The 6 Second Abs basic crunch is like performing a regular crunch in a seated position.

·         Sit on a stable surface with your feet flat on the floor. Your torso should be upright.

·         Hold the 6 Second Abs machine on your lap with the padded base against your thighs. Hold the handles with your palms facing up.

·          Crunch forward by rounding out your lower back and pressing down on the ab machine.

·         The unit will click six times telling you that you have completed the crunch.

·         Slowly return to the starting position.

Side Crunch

The side crunch with the 6 Second Abs machine targets the obliques, or side abs.
·         Sit on a stable surface with your feet flat on the floor. Place the device next to your right thigh.

·          The base should be sitting on the surface next to you and your arm should be hanging over the unit with the handles pressed into your armpit. Crunch to the right, bending at your waist.

·          Complete the full crunch through all six clicks before returning to the starting position. Complete all repetitions for one side, and then move to the other side.

Reverse Crunch
The reverse crunch is used to target the lower half of the abdominal wall, often called the lower abs.
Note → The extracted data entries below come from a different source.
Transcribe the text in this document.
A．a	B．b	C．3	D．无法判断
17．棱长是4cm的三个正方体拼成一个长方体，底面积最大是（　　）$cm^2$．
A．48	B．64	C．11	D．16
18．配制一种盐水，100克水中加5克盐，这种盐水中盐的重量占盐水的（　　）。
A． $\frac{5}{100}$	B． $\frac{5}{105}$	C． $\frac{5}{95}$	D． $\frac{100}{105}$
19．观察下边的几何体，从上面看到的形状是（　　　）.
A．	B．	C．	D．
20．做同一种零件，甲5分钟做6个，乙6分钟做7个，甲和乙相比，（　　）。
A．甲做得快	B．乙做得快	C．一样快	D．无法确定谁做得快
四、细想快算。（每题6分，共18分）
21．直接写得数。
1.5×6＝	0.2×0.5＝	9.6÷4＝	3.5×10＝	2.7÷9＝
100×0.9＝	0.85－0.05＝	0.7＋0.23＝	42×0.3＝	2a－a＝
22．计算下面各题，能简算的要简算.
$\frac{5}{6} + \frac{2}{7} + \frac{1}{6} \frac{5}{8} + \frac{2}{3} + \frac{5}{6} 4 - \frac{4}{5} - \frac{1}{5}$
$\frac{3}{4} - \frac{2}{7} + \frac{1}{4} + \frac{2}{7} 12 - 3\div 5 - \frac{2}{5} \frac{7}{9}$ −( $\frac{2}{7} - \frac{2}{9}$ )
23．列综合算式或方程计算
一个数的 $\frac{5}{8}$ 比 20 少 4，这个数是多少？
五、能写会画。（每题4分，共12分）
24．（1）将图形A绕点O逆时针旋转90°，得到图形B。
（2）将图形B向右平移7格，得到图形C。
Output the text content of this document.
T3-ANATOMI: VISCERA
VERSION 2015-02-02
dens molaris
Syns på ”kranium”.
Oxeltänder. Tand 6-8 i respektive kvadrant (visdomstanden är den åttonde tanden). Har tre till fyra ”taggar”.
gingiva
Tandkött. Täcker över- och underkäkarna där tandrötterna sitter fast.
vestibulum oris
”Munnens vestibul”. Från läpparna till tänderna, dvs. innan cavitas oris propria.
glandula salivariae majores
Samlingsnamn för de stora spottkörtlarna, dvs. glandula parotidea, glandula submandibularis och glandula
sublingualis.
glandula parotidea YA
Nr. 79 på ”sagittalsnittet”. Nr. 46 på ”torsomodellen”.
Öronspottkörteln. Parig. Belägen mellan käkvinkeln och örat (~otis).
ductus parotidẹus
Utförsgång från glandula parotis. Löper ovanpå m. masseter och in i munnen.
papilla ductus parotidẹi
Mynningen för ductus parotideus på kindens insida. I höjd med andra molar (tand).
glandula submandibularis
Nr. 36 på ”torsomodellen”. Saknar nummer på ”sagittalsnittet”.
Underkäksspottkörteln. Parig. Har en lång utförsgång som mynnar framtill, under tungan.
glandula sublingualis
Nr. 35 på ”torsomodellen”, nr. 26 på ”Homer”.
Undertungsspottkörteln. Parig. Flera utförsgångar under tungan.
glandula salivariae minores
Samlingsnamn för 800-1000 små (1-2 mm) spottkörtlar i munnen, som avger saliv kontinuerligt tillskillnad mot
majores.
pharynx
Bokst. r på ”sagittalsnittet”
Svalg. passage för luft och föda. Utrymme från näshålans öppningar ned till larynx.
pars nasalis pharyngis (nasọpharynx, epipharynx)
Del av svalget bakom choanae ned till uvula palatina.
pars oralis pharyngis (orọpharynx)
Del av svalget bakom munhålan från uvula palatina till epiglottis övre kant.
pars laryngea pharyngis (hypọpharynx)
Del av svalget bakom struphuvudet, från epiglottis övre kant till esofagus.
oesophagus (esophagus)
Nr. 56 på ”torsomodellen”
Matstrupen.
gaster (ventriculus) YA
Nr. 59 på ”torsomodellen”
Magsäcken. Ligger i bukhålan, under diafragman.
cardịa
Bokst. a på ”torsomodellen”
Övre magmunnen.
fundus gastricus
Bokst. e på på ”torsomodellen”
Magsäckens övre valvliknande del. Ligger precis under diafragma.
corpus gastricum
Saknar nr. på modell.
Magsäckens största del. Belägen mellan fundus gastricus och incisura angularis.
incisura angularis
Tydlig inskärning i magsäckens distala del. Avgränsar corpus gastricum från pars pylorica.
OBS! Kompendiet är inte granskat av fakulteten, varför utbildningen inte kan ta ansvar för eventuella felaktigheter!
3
·         Start in an upright seated position with your feet flat on the floor. The base of the 6 Second Abs device should be against your thighs.

·         Hold both handles with your palms facing up.

·         Keep your upper body still, pulling your feet off the floor and pressing against the  machine with your legs. Continue pressing up with your legs through three clicks before slowly returning your feet to the floor.

    6 Second Abs is very helpful in developing correct form and building discipline while performing crunches.